I am afraid I have made heavy weather of this book. It has taken me 3 months rather than 3 weeks to get through its seventeen chapters. Part of this has been because of distractions to other things - but there has not been a strong draw to follow chapter to chapter. That is not to say it is a bad book. It certainly has much to commend it but it comes to me as rather earnest - approaching righteous - in repeating its message in support of freedom.

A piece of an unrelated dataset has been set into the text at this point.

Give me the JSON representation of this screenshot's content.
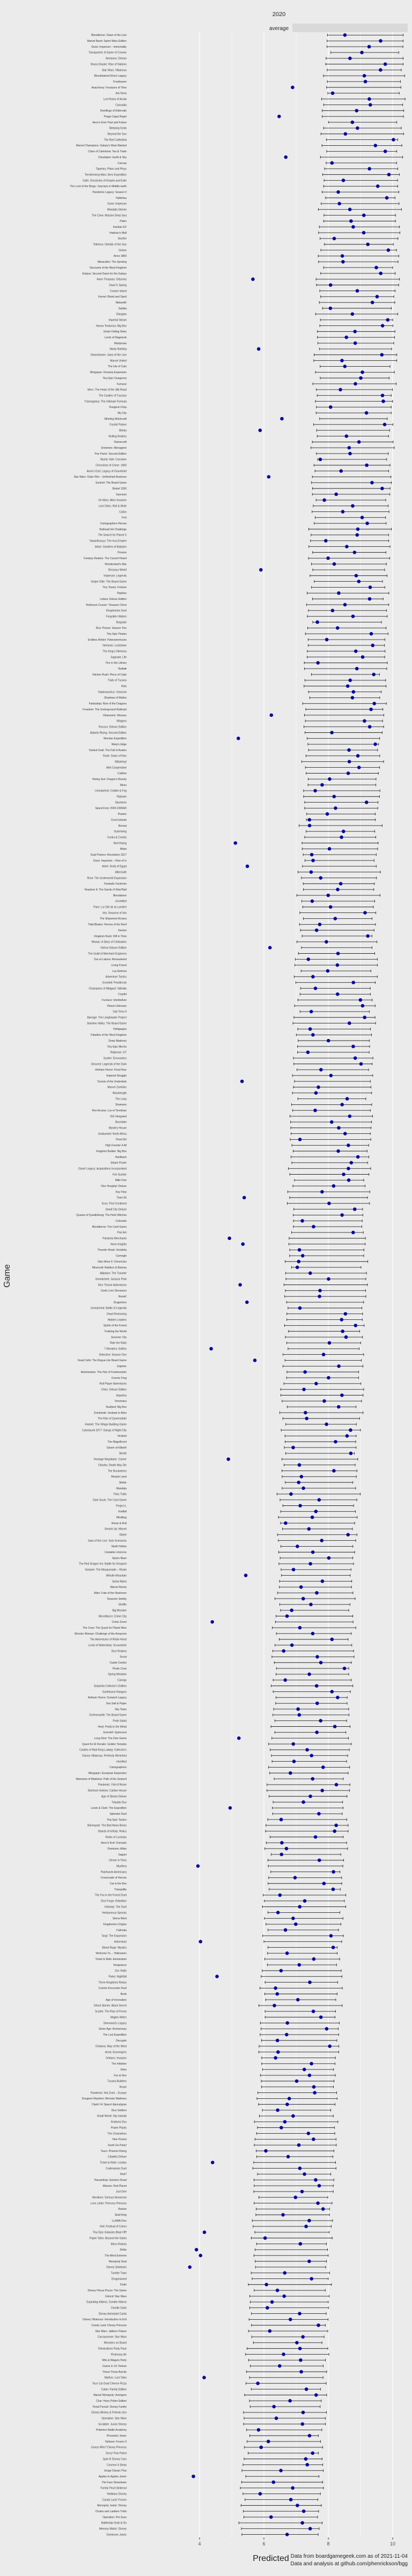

The thirty contributors come from the UK (11), USA (9), Germany, Norway, Australia, Canada, Belgium and Ireland. Their professional backgrounds include nursing (13) and Medicine (4), psychology, pharmacy, academia and management. Thus it provides an international and multi-disciplinary review and resource.
Contributions are organised helpfully into three unequal sections:
· Patterns and trends in restraint: addresses physical and medicinal restraints and the issue of covert use of chemicals.
· Health and Social aspects: provides a informative accounts of the practicalities and impact of changes toward reduced use of restraint in US services. There is a very specific chapter on the use of mittens and similar devices when patients in receipt of enteral feeding are at risk of pulling the tubes away. Shena Wylie's chapter on drugs in Care Homes will be widely referred to in support of the recent paper requiring a reduction in the use of antipsychotic medicines in English Care Homes www.dh.gov.uk/en/Publicationsandstatistics/Publications/PublicationsPolicyAndGuidance/DH_108303. Jim Ellis's account of the potential of companionship as a therapeutic alternative provides a refreshing and positive pointer to what can be offered instead of the drugs. Finally there are explorations of responsibilities within the frameworks of Health and Safety and Human Rights. Many practitioners will turn to these for guidance as they seek to remain safe themselves as they attempt to retain humanity within their caring whilst ever aware of potentially critical scrutiny and legal challenge.
· Issues and innovations: is a pick-and-mix within which ethics, de-escalation techniques, approaches to wander-walking and falls provide a selection of flavours. How do you help carers, professionals and lay, to modify their behaviours toward freedom? There are accounts of educational and training programmes and pointers to the evidence base which may be persuasive and that lovely quote: ‘Don't just do something, stand there'

The ‘Afterword' from Barbara Pointon is wise and brief, cutting directly to the crux and providing insights via humble self criticisms which stand strong and impressive in their own right (or write as John Lennon once said). She is a compass point in need of no further reference.

A useful resource for the bench library.